I can remember my 12th birthday just like it was yesterday. I remember my mom talking to some one on the phone outside my bedroom door. I could hear her whispering "I think she is up!" while walking into my room. The bathroom light was way to bright so I flipped over onto my side and closed my eyes again trying to get more sleep. I felt her yank off the blankets that were over my head because I suddenly felt really cold. My mom kept on shaking me until I was up and sitting in my bed. she handed me the phone and walked out of my room. I knew it was my dad that was on the phone because he was in Iceland for my birthday and it was his lunch break over there. He started to sing happy birthday to me very very badly. We talked for about fifteen minutes about what I was going to do for my birthday. I told him I didn't know yet. Then he had to go to get back to work. I got out of bed and put my bare feet on the tiles in my room. they were freezing!
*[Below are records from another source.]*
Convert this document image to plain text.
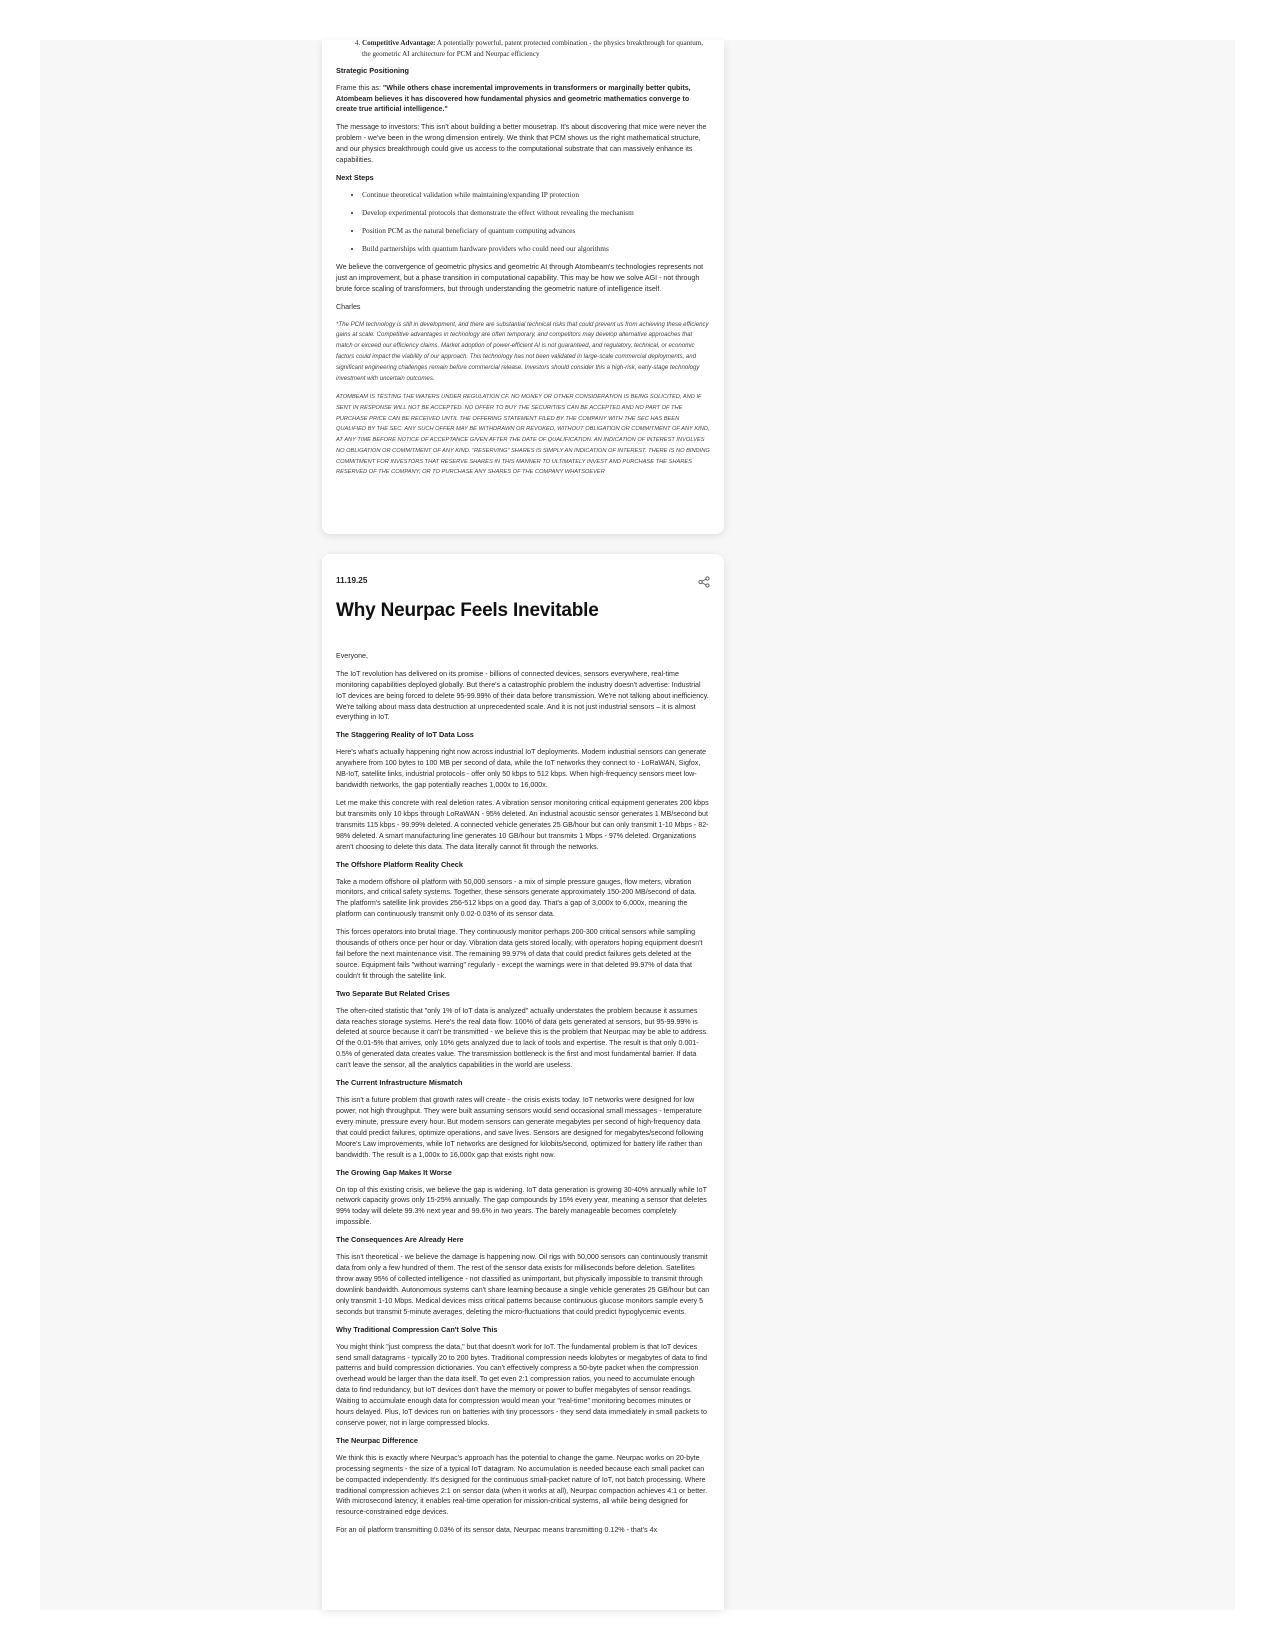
4. Competitive Advantage: A potentially powerful, patent protected combination - the physics breakthrough for quantum, the geometric AI architecture for PCM and Neurpac efficiency
Strategic Positioning

Frame this as: "While others chase incremental improvements in transformers or marginally better qubits, Atombeam believes it has discovered how fundamental physics and geometric mathematics converge to create true artificial intelligence."

The message to investors: This isn't about building a better mousetrap. It's about discovering that mice were never the problem - we've been in the wrong dimension entirely. We think that PCM shows us the right mathematical structure, and our physics breakthrough could give us access to the computational substrate that can massively enhance its capabilities.

Next Steps
• Continue theoretical validation while maintaining/expanding IP protection
• Develop experimental protocols that demonstrate the effect without revealing the mechanism
• Position PCM as the natural beneficiary of quantum computing advances
• Build partnerships with quantum hardware providers who could need our algorithms

We believe the convergence of geometric physics and geometric AI through Atombeam's technologies represents not just an improvement, but a phase transition in computational capability. This may be how we solve AGI - not through brute force scaling of transformers, but through understanding the geometric nature of intelligence itself.

Charles

*The PCM technology is still in development, and there are substantial technical risks that could prevent us from achieving these efficiency gains at scale. Competitive advantages in technology are often temporary, and competitors may develop alternative approaches that match or exceed our efficiency claims. Market adoption of power-efficient AI is not guaranteed, and regulatory, technical, or economic factors could impact the viability of our approach. This technology has not been validated in large-scale commercial deployments, and significant engineering challenges remain before commercial release. Investors should consider this a high-risk, early-stage technology investment with uncertain outcomes.

ATOMBEAM IS TESTING THE WATERS UNDER REGULATION CF. NO MONEY OR OTHER CONSIDERATION IS BEING SOLICITED, AND IF SENT IN RESPONSE WILL NOT BE ACCEPTED. NO OFFER TO BUY THE SECURITIES CAN BE ACCEPTED AND NO PART OF THE PURCHASE PRICE CAN BE RECEIVED UNTIL THE OFFERING STATEMENT FILED BY THE COMPANY WITH THE SEC HAS BEEN QUALIFIED BY THE SEC. ANY SUCH OFFER MAY BE WITHDRAWN OR REVOKED, WITHOUT OBLIGATION OR COMMITMENT OF ANY KIND, AT ANY TIME BEFORE NOTICE OF ACCEPTANCE GIVEN AFTER THE DATE OF QUALIFICATION. AN INDICATION OF INTEREST INVOLVES NO OBLIGATION OR COMMITMENT OF ANY KIND. "RESERVING" SHARES IS SIMPLY AN INDICATION OF INTEREST. THERE IS NO BINDING COMMITMENT FOR INVESTORS THAT RESERVE SHARES IN THIS MANNER TO ULTIMATELY INVEST AND PURCHASE THE SHARES RESERVED OF THE COMPANY, OR TO PURCHASE ANY SHARES OF THE COMPANY WHATSOEVER

11.19.25

Why Neurpac Feels Inevitable

Everyone,

The IoT revolution has delivered on its promise - billions of connected devices, sensors everywhere, real-time monitoring capabilities deployed globally. But there's a catastrophic problem the industry doesn't advertise: Industrial IoT devices are being forced to delete 95-99.99% of their data before transmission. We're not talking about inefficiency. We're talking about mass data destruction at unprecedented scale. And it is not just industrial sensors – it is almost everything in IoT.

The Staggering Reality of IoT Data Loss

Here's what's actually happening right now across industrial IoT deployments. Modern industrial sensors can generate anywhere from 100 bytes to 100 MB per second of data, while the IoT networks they connect to - LoRaWAN, Sigfox, NB-IoT, satellite links, industrial protocols - offer only 50 kbps to 512 kbps. When high-frequency sensors meet low-bandwidth networks, the gap potentially reaches 1,000x to 16,000x.

Let me make this concrete with real deletion rates. A vibration sensor monitoring critical equipment generates 200 kbps but transmits only 10 kbps through LoRaWAN - 95% deleted. An industrial acoustic sensor generates 1 MB/second but transmits 115 kbps - 99.99% deleted. A connected vehicle generates 25 GB/hour but can only transmit 1-10 Mbps - 82-98% deleted. A smart manufacturing line generates 10 GB/hour but transmits 1 Mbps - 97% deleted. Organizations aren't choosing to delete this data. The data literally cannot fit through the networks.

The Offshore Platform Reality Check

Take a modern offshore oil platform with 50,000 sensors - a mix of simple pressure gauges, flow meters, vibration monitors, and critical safety systems. Together, these sensors generate approximately 150-200 MB/second of data. The platform's satellite link provides 256-512 kbps on a good day. That's a gap of 3,000x to 6,000x, meaning the platform can continuously transmit only 0.02-0.03% of its sensor data.

This forces operators into brutal triage. They continuously monitor perhaps 200-300 critical sensors while sampling thousands of others once per hour or day. Vibration data gets stored locally, with operators hoping equipment doesn't fail before the next maintenance visit. The remaining 99.97% of data that could predict failures gets deleted at the source. Equipment fails "without warning" regularly - except the warnings were in that deleted 99.97% of data that couldn't fit through the satellite link.

Two Separate But Related Crises

The often-cited statistic that "only 1% of IoT data is analyzed" actually understates the problem because it assumes data reaches storage systems. Here's the real data flow: 100% of data gets generated at sensors, but 95-99.99% is deleted at source because it can't be transmitted - we believe this is the problem that Neurpac may be able to address. Of the 0.01-5% that arrives, only 10% gets analyzed due to lack of tools and expertise. The result is that only 0.001-0.5% of generated data creates value. The transmission bottleneck is the first and most fundamental barrier. If data can't leave the sensor, all the analytics capabilities in the world are useless.

The Current Infrastructure Mismatch

This isn't a future problem that growth rates will create - the crisis exists today. IoT networks were designed for low power, not high throughput. They were built assuming sensors would send occasional small messages - temperature every minute, pressure every hour. But modern sensors can generate megabytes per second of high-frequency data that could predict failures, optimize operations, and save lives. Sensors are designed for megabytes/second following Moore's Law improvements, while IoT networks are designed for kilobits/second, optimized for battery life rather than bandwidth. The result is a 1,000x to 16,000x gap that exists right now.

The Growing Gap Makes It Worse

On top of this existing crisis, we believe the gap is widening. IoT data generation is growing 30-40% annually while IoT network capacity grows only 15-25% annually. The gap compounds by 15% every year, meaning a sensor that deletes 99% today will delete 99.3% next year and 99.6% in two years. The barely manageable becomes completely impossible.

The Consequences Are Already Here

This isn't theoretical - we believe the damage is happening now. Oil rigs with 50,000 sensors can continuously transmit data from only a few hundred of them. The rest of the sensor data exists for milliseconds before deletion. Satellites throw away 95% of collected intelligence - not classified as unimportant, but physically impossible to transmit through downlink bandwidth. Autonomous systems can't share learning because a single vehicle generates 25 GB/hour but can only transmit 1-10 Mbps. Medical devices miss critical patterns because continuous glucose monitors sample every 5 seconds but transmit 5-minute averages, deleting the micro-fluctuations that could predict hypoglycemic events.

Why Traditional Compression Can't Solve This

You might think "just compress the data," but that doesn't work for IoT. The fundamental problem is that IoT devices send small datagrams - typically 20 to 200 bytes. Traditional compression needs kilobytes or megabytes of data to find patterns and build compression dictionaries. You can't effectively compress a 50-byte packet when the compression overhead would be larger than the data itself. To get even 2:1 compression ratios, you need to accumulate enough data to find redundancy, but IoT devices don't have the memory or power to buffer megabytes of sensor readings. Waiting to accumulate enough data for compression would mean your "real-time" monitoring becomes minutes or hours delayed. Plus, IoT devices run on batteries with tiny processors - they send data immediately in small packets to conserve power, not in large compressed blocks.

The Neurpac Difference

We think this is exactly where Neurpac's approach has the potential to change the game. Neurpac works on 20-byte processing segments - the size of a typical IoT datagram. No accumulation is needed because each small packet can be compacted independently. It's designed for the continuous small-packet nature of IoT, not batch processing. Where traditional compression achieves 2:1 on sensor data (when it works at all), Neurpac compaction achieves 4:1 or better. With microsecond latency, it enables real-time operation for mission-critical systems, all while being designed for resource-constrained edge devices.

For an oil platform transmitting 0.03% of its sensor data, Neurpac means transmitting 0.12% - that's 4x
So I ran to my bathroom and turned on my shower and made it extra hot since I was so cold. I got out of the shower and put on my brand new birthday outfit. I scrunched my hair making it curly because I didn't want to have to deal with it. I smelled my birth day breakfast. It made my stomach growl. I ran out to the kitchen and hopped up onto the barstool right as my mom was putting the plate down in front of me. I ate my breakfast in record time because my friends were coming over to walk me to the bus stop. I could hear them knocking at the door right as I was finishing my milk. I hopped off the barstool and ran ovr to my mom gave her a kiss on the cheek told her I loved her and I would see her later. I opened the door and all my friends started singing happy birthday. I walked out of the house with a big smile on my face. I knew that my birthday was going to be the best day ever!

Tuesday, August 22, 2006

Drama. Drama is every where. Drama gets tiring. I am tired of hearding about every body's drama. Especially when it is stupid. It could be the littlest thing that happened and some one blows it up to be this huge thing. And it gets tiring. Especially when you hear over and over 'So and so is going out can you believe that?' or 'they broke up I thought they were gonna be together forever!' It's gets tiring and it is some times pointless. I don't think that the people who they are talking about wants their business to be all over the school or work. But sometimes you can't help but getting caught up in it. I don't want to be in anyone's drama but mine, because sometimes it just gets way out of hand and you could be in the middle of it! Which really sucks. Especially when it is between your best friends. and you have no idea what to do or who to go with! And then when you don't choose to be on anyone's side they get mad at you for not siding with them then they get mad at you and a whole new thing happens between all of the friends! I really don't like drama!